According to market research firm projections, membership in car sharing programs is expected to grow to between 12 million and 26 million members by 2020 (in 2013, there were about 2.3 million car-sharers). Zipcar and other car sharing services, where cars are either borrowed from a dealership on an hourly or daily basis, as needed, or shared between individuals, are growing in popularity all over the Western world.
A number of surveys, including those by the US Public Interest Research Groups (PIRG), state that the shift towards car sharing and alternate modes of transportation is being led by millennials, individuals born after 1981. Many people of this age group are opting to live in the city, where personally owning a car is not as necessary as in rural areas.
One benefit of car sharing is a huge savings (sometimes several hundred dollars per month) in expenses, on insurance, gas and auto maintenance fees. Emily LeClair, a Chicago resident and peer-to-peer car sharing user, says, “I think people are realizing that their car is something they can make money off of. People are realizing I don’t need to have one 365 days a year. I can just get one when I need one.”

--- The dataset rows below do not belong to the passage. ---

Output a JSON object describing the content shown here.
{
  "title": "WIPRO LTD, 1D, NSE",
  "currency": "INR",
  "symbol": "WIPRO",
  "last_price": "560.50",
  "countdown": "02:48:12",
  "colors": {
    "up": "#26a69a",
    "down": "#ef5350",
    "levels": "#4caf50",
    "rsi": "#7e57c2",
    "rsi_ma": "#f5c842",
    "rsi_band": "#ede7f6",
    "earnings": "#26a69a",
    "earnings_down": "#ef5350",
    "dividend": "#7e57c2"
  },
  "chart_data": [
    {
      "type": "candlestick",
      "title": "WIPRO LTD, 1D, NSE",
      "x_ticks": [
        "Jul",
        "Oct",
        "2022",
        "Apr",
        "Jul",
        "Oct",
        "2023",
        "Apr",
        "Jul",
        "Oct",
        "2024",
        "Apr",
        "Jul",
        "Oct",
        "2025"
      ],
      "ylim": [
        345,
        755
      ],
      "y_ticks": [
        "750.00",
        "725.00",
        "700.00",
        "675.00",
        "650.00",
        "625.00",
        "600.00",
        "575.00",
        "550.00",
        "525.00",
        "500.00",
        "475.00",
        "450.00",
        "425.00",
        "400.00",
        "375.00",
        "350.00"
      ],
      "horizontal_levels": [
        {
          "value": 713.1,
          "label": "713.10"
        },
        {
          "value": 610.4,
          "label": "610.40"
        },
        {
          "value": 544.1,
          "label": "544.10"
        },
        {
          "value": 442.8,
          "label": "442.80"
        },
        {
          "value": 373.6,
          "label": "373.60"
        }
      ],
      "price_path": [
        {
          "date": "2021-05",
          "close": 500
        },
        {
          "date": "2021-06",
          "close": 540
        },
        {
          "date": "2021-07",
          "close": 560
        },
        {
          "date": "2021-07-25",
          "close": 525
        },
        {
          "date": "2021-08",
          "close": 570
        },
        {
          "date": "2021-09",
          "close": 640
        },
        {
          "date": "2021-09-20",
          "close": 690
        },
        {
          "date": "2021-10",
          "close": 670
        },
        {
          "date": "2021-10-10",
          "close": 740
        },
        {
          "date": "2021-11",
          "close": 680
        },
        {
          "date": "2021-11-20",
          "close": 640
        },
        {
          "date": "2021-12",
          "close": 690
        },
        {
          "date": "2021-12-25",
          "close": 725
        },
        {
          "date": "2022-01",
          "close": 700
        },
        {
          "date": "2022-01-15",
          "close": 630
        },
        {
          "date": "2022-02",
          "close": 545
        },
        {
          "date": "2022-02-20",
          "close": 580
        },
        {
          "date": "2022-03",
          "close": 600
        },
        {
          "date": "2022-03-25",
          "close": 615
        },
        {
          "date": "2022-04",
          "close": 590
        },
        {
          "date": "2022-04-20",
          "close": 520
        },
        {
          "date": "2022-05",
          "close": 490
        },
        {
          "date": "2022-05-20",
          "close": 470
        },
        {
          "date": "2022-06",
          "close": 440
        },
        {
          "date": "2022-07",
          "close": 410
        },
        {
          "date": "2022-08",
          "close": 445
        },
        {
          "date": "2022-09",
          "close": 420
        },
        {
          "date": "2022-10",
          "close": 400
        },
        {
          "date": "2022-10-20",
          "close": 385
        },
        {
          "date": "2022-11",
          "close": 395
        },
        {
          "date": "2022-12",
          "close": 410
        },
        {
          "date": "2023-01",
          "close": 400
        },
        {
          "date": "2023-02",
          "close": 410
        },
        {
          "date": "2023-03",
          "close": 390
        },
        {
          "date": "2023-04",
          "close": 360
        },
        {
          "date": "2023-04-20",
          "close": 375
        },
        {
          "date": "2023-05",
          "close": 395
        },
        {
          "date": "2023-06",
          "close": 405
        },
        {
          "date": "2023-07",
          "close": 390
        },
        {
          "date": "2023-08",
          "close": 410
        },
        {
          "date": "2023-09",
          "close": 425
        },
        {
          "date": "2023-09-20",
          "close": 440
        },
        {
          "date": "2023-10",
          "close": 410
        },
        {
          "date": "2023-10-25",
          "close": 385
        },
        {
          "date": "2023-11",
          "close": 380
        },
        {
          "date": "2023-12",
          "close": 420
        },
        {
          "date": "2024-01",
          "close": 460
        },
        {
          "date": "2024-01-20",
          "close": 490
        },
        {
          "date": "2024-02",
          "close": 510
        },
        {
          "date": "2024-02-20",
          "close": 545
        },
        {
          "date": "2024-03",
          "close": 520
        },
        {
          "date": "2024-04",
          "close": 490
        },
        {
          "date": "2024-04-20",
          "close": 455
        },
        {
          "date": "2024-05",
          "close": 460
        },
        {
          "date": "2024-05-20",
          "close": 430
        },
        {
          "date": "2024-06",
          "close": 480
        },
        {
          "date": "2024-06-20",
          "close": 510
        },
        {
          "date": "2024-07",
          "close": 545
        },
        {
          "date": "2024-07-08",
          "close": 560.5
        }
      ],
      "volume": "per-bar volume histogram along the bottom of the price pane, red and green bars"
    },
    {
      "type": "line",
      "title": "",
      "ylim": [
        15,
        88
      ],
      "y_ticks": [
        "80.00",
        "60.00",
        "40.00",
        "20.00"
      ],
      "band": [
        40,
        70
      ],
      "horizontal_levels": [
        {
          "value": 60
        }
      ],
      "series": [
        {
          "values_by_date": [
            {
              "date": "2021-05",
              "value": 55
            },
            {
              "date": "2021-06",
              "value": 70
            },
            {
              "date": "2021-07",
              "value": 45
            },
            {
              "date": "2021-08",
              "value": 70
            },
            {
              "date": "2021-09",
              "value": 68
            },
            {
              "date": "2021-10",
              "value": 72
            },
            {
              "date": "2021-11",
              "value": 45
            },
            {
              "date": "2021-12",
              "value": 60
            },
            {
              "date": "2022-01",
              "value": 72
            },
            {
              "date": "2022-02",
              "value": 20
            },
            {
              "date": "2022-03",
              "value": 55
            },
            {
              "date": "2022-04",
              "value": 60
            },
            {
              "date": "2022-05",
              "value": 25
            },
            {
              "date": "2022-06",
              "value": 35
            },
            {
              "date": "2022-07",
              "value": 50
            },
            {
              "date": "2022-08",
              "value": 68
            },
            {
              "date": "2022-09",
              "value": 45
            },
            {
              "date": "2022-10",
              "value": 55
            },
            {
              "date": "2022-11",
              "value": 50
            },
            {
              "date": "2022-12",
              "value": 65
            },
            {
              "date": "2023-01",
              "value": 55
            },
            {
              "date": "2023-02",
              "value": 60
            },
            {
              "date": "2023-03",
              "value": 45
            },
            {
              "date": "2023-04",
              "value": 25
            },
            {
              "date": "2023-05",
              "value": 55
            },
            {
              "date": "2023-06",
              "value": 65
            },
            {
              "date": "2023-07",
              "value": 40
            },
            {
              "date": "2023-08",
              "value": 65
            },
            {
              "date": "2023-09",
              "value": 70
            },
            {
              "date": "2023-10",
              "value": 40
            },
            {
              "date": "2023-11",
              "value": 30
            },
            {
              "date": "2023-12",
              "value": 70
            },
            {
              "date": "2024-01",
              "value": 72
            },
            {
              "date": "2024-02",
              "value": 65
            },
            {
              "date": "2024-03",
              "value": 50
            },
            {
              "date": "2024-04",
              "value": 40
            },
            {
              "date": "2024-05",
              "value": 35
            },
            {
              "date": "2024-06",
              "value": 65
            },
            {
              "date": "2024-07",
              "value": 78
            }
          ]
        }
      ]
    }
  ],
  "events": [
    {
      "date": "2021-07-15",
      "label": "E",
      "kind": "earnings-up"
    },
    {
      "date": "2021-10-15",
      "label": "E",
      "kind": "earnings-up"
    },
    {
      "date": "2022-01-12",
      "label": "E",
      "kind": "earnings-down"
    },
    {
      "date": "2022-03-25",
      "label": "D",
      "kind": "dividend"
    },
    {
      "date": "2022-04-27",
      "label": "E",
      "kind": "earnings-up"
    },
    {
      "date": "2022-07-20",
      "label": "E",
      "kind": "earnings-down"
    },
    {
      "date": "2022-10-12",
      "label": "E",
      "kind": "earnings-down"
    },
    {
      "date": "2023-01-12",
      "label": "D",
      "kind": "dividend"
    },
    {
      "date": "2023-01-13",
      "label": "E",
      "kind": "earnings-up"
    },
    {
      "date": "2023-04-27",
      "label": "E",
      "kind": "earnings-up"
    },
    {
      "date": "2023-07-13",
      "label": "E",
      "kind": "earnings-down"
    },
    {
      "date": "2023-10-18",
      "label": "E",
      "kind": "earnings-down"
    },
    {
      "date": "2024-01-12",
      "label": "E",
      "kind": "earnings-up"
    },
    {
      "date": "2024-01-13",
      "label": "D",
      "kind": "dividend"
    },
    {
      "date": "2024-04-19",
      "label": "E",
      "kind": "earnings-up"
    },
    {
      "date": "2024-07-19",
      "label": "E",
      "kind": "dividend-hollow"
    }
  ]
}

Car sharing is also significantly beneficial to the environment. Less cars on the road means less gas emissions to wreak havoc on our already-endangered ozone layer. Indirectly, if less tax dollars are needed to expand roadways and build large parking structures, the money saved can go toward improving public transportation and green spaces, for those who prefer to walk and/or enjoy biking.
If less people are buying cars, it may mean trouble for auto manufacturers. However, according to Susan Shaheen, a transportation researcher at UC Berkeley, these companies have another option to get with the growing trend instead of railing against it. Shaheen says, “many automakers are now looking at mobility services as a new market opportunity in which they touch the daily lives of their customers by providing a variety of vehicles in different settings to meet their mobility needs.”
If you’re debating whether or not to buy a new vehicle – or keep your existing one – take a good look at the car sharing and public transportation options in your neighborhood. You may find you can save yourself a lot of headaches without a personal car – not to mention the perks for planet Earth.